Install System Admin Package Using ISSU (Single Chassis System)

This task enables the user to upgrade the System Admin package. While performing ISSU, the System Admin package is upgraded first, followed by the XR packages. The System Admin upgrade must be performed node by node.

Procedure

Step 1

Use the show install repository all to display the mini package and the other packages of the new software version.

Example:

 sysadmin-vm:0_RP1# show install repository all 
Fri Feb  3  07:34:43.264 UTC+00:00
 Admin repository
--------------------- 
 ncs4k-mini-x-6.5.33 
 ncs4k-sysadmin-6.5.33 
 ncs4k-mini-x-6.5.32 
 ncs4k-sysadmin-6.5.32
  XR repository 
------------------ 
 ncs4k-mini-x-6.5.33
  ncs4k-mgbl-6.5.33
  ncs4k-k9sec-6.5.33
  ncs4k-6.5.32.CSCwe17425-0.0.3.i
   ncs4k-mpls-6.5.33
   ncs4k-mpls-6.5.32
   ncs4k-6.5.33.CSCvz67358-0.0.7.i
   ncs4k-xr-6.5.32
   ncs4k-6.5.32.CSCwd69083-0.0.13.i
   ncs4k-mgbl-6.5.32
   ncs4k-6.5.32.CSCvz67358-0.0.6.i
   ncs4k-xr-6.5.33
   ncs4k-k9sec-6.5.32
   ncs4k-mini-x-6.5.32
   ncs4k-6.5.33.CSCwe11655-0.0.8.i
   ncs4k-6.5.32.CSCwc68365-0.0.6.i
   ncs4k-6.5.33.CSCwe17425-0.0.5.i 

  

  Host repository 
--------------------
host-6.5.33 
host-6.5.32 
sysadmin-vm:0_RP1#

Step 2

Run the command install extract mini_package from System Admin VM to extract the host and ISO file for System Admin installation.

Example:

sysadmin-vm:0_RP1#  install extract ncs4k-mini-x-<release-version>

Step 3

Prepare the installable files before activation using the command install prepare ncs4k-sysadmin-<release-version>host-<release-version>sysadminSMU<release-version>

Example:

sysadmin-vm:0_RP1# install prepare ncs4k-sysadmin-<release-version> host-<release-version>
Package list:
result Fri Feb 03 07:50:50 2023 Install operation 73 (install prepare) started by user 'root' will continue asynchronously.
sysadmin-vm:0_RP1#

Step 4

Check the current status of the RP1 and RP0 using the command show redundancy summary

Example:

RP/0/RP0:R1 #show redundancy summmary
    Active Node    Standby Node
    -----------    ------------
          0/RP0           0/RP1 (Node Ready, NSR:Ready)
          0/LC0           0/LC1 (Node Ready, NSR:Not Configured)

Step 5

Use the install activate nodes 0/standbyRP to enable the package configurations to be made active on the router so new features and software fixes take effect.

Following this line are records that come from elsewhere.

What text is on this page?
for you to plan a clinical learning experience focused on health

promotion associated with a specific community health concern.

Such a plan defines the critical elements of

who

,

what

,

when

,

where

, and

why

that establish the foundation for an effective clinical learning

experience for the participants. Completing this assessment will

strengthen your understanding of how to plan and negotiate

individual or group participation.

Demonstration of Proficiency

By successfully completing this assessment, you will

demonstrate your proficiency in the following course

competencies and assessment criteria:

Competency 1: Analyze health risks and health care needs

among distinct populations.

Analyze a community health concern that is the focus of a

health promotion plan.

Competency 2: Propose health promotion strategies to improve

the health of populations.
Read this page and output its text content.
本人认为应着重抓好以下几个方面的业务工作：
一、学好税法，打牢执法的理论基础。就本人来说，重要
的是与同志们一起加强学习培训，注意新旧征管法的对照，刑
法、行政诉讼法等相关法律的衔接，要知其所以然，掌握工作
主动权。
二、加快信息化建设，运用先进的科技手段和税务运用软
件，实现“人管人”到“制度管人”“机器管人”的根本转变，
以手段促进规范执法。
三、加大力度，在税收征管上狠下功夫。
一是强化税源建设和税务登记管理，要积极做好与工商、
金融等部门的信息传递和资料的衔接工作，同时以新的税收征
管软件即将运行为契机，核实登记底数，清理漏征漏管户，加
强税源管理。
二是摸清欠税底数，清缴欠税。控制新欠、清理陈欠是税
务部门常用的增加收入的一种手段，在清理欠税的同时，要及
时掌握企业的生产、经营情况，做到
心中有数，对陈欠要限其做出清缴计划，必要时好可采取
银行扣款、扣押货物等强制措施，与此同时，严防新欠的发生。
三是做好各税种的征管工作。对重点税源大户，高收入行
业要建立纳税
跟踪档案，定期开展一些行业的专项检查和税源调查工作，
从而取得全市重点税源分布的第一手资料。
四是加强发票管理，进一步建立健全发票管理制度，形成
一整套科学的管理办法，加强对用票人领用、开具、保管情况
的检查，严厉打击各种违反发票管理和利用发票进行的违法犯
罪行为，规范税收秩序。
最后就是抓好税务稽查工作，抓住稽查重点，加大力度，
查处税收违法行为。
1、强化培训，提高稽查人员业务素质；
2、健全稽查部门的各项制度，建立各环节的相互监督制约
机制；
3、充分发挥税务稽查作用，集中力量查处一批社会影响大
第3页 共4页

Standby RP reloads and comes up with version2 host and sysadmin. Redundancy is established and NSR is also ready.

  1. Log in to Active RP System Admin console.

    Example:

    telnet 10.106.201.XX 20XX
Trying 10.106.201.13...
Connected to 10.106.201.XX.
Escape character is '^]'.
System Admin Username: root
Password: 
root connected from 127.0.0.1 using console on sysadmin-vm:0_RP0
sysadmin-vm:0_RP0#

  2. Activate the node to the new version using the command install activate Standby RP 

    sysadmin-vm:0_RP0# install activate nodes 0/RP1 
This install operation will result in system reload
Do you want to proceed [yes/no]: yes
Proceeding with operation
result Fri Feb 03 07:13:35 2023 Install operation 74 (install activate) started by user 'root' will continue asynchronously.
sysadmin-vm:0_RP0# 
Fri Feb 03 07:15:36 2023 Install operation 74 completed successfully.

The nodes must be upgraded one by one. Ensure that redundancy is established.

Note

 

Before upgrading the Active RP System Admin, execute the mpls traffic-eng reoptimize all command and wait for 10 mins, because the reoptimize timers delay installation and reoptimize timers delay cleanup are set to 180 seconds in the router. This makes sure to avoid any reoptimization being triggered during ISSU upgrade and system can take 10 minutes to handle the manual reoptimization.

Step 6

Activate the node.

Active RP reloads and comes up with version2 host and sysadmin. Redundancy is established as both RPs are on now same images.

  1. Log in to System Admin active RP console.

    telnet 10.106.201.XX 20XX
Trying 10.106.201.13...
Connected to 10.106.201.XX.
Escape character is '^]'.
System Admin Username: root
Password: 
root connected from 127.0.0.1 using console on sysadmin-vm:0_RP0
sysadmin-vm:0_RP0#

  2. Activate the node to the new version using the command install activate nodes Active RP 

    sysadmin-vm:0_RP0# install activate nodes 0/RP0 
Do you want to proceed [yes/no]: yes 
Proceeding with operation

result Fri Feb 03 08:49:28 2023 Install operation 75 (install activate) started by user 'root' will continue asynchronously. 
Fri Feb 03 08:49:49 2023 Install operation 75 completed successfully.
Fri Feb 03 08:51:28 2023 Card will now reload as part of the install operation.

Step 7

Commit the new System Admin and host images.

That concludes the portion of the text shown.